Only by the most extreme hyperbole could this be called "reversible male contraception".
-Styopa
Vasectomy reversal is difficult, expensive, and only works about half the time. I think it's pretty clear that the summary was referring to something with reversibility as a design point, not a workaround...
BPAS cites the average pregnancy success rate of a vasectomy reversal is around 55% if performed within 10 years, and drops to 25% if performed over 10 years
From the same article:
BPAS cites the average pregnancy success rate of a vasectomy reversal is around 55% if performed within 10 years, and drops to 25% if performed over 10 years.
95% successful at producing some viable sperm, but if its been >10 years only 25% effective at producing offspring.
And its most successful reversal rate is within 3 years, which, quite frankly, why bother with surgery you plan to reverse in 3 years?!
And ~that~ combined is what makes it impractical as effective male birth control. In an ideal world you get get one at 15 and then reliably reverse it at 25-30 when you want kids. But by that point you are well into 75% of it not working well enough to get anyone pregnant territory.
Its great once you are -done- having children, but if you plan to have children in the future... not so much.
When I was 21 my girlfriend accidentally got pregnant, miscarried, and almost died. At that time vasectomy reversals were new, cost about $10,000-$15,000, and had a 70% success rate. My thought process was 1) technology only gets better, 2) if I couldn't afford $15,000 for a reversal then I certainly couldn't afford a kid, 3) I never wanted to go through another miscarriage, so I got a vasectomy. It also had the unintended effect of 4) I got laid a lot more often than guys who were still fertile.
Six years later I went to get it reversed. The technology was now well-established, and microsurgery was becoming commonplace.
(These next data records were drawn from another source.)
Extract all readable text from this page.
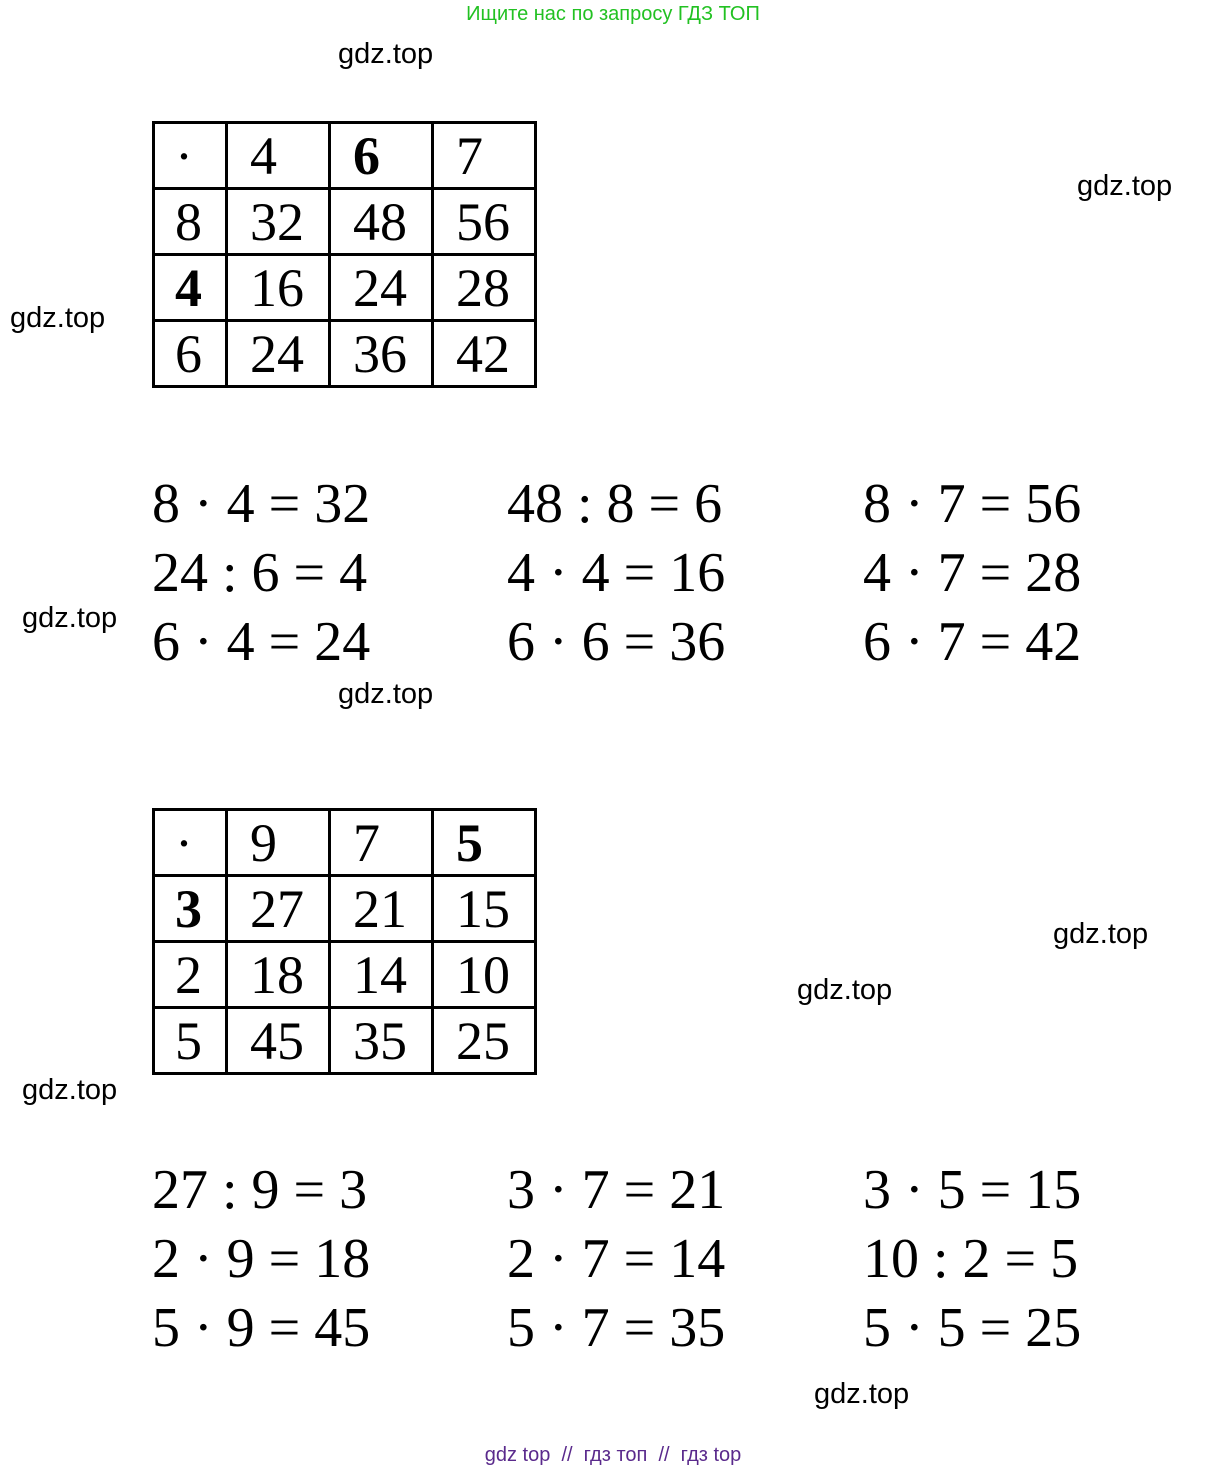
Ищите нас по запросу ГДЗ ТОП
gdz.top
gdz.top
gdz.top
gdz.top
gdz.top
gdz.top
gdz.top
gdz.top
gdz.top
·	4	6	7
8	32	48	56
4	16	24	28
6	24	36	42
8 · 4 = 32
24 : 6 = 4
6 · 4 = 24
48 : 8 = 6
4 · 4 = 16
6 · 6 = 36
8 · 7 = 56
4 · 7 = 28
6 · 7 = 42
·	9	7	5
3	27	21	15
2	18	14	10
5	45	35	25
27 : 9 = 3
2 · 9 = 18
5 · 9 = 45
3 · 7 = 21
2 · 7 = 14
5 · 7 = 35
3 · 5 = 15
10 : 2 = 5
5 · 5 = 25
gdz top  //  гдз топ  //  гдз top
It now cost $15,000-$25,000. The claimed success rate was still 70%. Both attempts were complete failures, as were over a dozen attempts at artificial insemination. It's been fifteen years now, and we no longer regret not having kids, but it took Rosa a long time to come to terms with our mutual infertility.
TLDR; never, ever, assume a sterilization procedure is reversible.
"Think about how stupid the average person is. Now, realise that half of them are dumber than that." - George Carlin
There is already a long-standing, reversible male birth control method called RISUG
RISUG employs an injection into the vas deferens of a copolymer which can be removed at anytime via a second injection of bicarbonate solution. The copolymer is believed to hold a matrix of stable ions which rupture sperm as they pass the affected part of the vas deferens. Decades of testing have shown the method to be almost completely effective. Because the sperm still exit the body, no immune response to built-up sperm develops (the major reason vasectomies are generally irreversible). I know an injection sounds scary, but it's with high gauge needle and a local anesthetic, and one injection would provide 5 - 10 years of protection (depending on amount of material).
Sounds a lot better (more effective, more reversible, less likely to have complications) to me than putting gold nanorods in your balls and heating them with a laser...
.: Semper Absurda
I've read that the mechanism of the irreversibility is that the immune system begins destroying the sperm, which can no longer exit the body. Makes sense given the timelines you quoted.
The ideal method you're looking for is probably RISUG, which has the qualities you seek - nearly 100% effective, lasts 5-10 years, totally reversible (with fertility restored in days - weeks). Also, an injection into the vas deferens sounds a lot better than one in the balls (to me anyway).